It apparently never occurs to the clueless that if you outlaw speech of people banded together to speak in concert with a common purpose such as the NRA or the National Abortion Rights Action League, you are left with a huge behemoth of a Government on one side, and individual citizens who must take that leviathan on singularly or have their speech banned.
Do they never stop for even a second to wonder why the people who are always so keen to undermine the Constitution and broaden the powers of the State at the expense of the citizenry ALWAYS couch this in terms of 'standing up for the little guy' when all they are doing is trying to make the Government more powerful and enable those in power to hold it more securely by limiting the free expression of those who would challenge them?
OWS & young Progressives are so busy wailing for the State to protect them from the eeeeeeeevil corporations they never stop to wonder exactly what the State might do with this new power to proscribe speech. They can't figure out the career politicians who want more control are scaring them into handing over precious, hard-won rights that - once handed over - are going to be damnably difficult to get back.
Plenty of Americans have recognized this, which is why they have gotten active in the political process in the last few election cycles. Apparently, the larger activity and the new groups forming to project political power & speech bothers some Liberals because they were used to having greater control of the process and now they've lost it. So they are pursuing this legal avenue to get control back.
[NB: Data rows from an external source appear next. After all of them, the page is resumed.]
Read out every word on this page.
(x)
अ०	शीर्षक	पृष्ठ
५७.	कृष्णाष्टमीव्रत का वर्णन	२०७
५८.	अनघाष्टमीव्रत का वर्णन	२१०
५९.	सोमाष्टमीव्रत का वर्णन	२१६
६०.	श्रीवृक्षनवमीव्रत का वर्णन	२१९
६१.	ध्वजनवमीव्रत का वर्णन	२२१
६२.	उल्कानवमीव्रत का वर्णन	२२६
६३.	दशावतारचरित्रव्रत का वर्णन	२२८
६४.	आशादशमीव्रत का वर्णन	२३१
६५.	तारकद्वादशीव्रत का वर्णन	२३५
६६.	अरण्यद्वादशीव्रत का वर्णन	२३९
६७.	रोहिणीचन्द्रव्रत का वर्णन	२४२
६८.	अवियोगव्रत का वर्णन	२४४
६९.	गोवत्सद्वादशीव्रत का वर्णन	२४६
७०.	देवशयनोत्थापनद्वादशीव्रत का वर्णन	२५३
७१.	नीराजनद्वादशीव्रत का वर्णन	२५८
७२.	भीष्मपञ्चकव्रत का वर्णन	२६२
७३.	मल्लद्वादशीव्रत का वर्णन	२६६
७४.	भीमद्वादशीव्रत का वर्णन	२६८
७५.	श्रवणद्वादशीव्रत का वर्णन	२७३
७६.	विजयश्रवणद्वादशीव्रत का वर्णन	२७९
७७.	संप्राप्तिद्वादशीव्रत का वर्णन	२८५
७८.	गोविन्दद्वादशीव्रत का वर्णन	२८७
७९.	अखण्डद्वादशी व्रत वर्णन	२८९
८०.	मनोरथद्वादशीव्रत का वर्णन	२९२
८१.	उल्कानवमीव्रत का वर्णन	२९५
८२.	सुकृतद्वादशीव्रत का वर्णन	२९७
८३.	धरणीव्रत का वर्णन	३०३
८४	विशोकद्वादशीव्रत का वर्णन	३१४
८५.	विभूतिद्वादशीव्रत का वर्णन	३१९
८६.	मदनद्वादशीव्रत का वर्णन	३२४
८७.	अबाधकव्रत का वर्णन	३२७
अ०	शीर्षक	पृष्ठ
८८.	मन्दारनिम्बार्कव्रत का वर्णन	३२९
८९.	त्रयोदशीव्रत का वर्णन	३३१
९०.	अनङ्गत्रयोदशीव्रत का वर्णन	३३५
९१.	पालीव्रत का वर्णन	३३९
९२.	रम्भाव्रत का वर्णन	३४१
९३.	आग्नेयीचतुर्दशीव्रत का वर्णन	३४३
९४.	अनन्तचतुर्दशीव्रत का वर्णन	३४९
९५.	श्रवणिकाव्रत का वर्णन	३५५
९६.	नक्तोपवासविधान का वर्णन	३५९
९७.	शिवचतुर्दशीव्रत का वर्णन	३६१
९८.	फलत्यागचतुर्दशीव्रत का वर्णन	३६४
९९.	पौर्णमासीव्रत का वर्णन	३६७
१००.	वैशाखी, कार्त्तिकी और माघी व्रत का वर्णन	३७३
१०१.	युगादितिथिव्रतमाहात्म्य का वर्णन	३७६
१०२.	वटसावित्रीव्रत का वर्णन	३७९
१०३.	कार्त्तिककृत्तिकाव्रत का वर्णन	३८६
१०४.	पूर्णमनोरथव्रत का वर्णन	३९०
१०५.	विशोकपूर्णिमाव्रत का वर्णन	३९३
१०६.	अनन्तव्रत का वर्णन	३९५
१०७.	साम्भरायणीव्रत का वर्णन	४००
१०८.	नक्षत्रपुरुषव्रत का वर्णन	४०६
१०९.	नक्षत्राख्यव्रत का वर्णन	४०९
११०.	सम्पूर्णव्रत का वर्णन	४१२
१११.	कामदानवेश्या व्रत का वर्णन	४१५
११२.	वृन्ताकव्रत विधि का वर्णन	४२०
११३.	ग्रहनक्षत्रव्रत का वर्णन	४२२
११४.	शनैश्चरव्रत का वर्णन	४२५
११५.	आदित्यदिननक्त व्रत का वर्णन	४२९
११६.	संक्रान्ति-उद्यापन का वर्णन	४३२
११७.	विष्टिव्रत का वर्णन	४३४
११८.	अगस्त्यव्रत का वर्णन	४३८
If you love Big Government and want the State to have even more control than it does now, this makes perfect sense, rigging the game in the State's favor so the incumbents who want to pursue socialistic stupidity always win. They can simply use the Courts to make their opponents shut up.
He ends the column with this:
George Soros
This guy spending millions to influence American politics is just fine
and dandy.
The Koch Brothers
These two guys doing the same thing is a threat to
the survival of the Republic. Or something.
A decade ago, then-Rep. Dick Gephardt said of George Soros’s spending in support of liberal causes: “It is not consistent with campaign reform, but it is consistent with what the Constitution says about freedom of speech.”
As the editors of National Review note, liberals control unions and most of academia and the media. Yet such is their evident lack of confidence in their powers of persuasion they are desperate to control the speech of others.
By proposing his amendment, McGovern helpfully illuminates the lengths to which some liberals want to go. So when next you hear histrionic warnings about tea party or other conservative “extremism,” try to think of anything on the right comparable to McGovern’s proposed vandalism of the Bill of Rights.
Indeed.
OK - challenge made. Who wants to accept it? Who can find a comparable push on the Right to silence it's political opposition by circumscribing their First Amendment rights?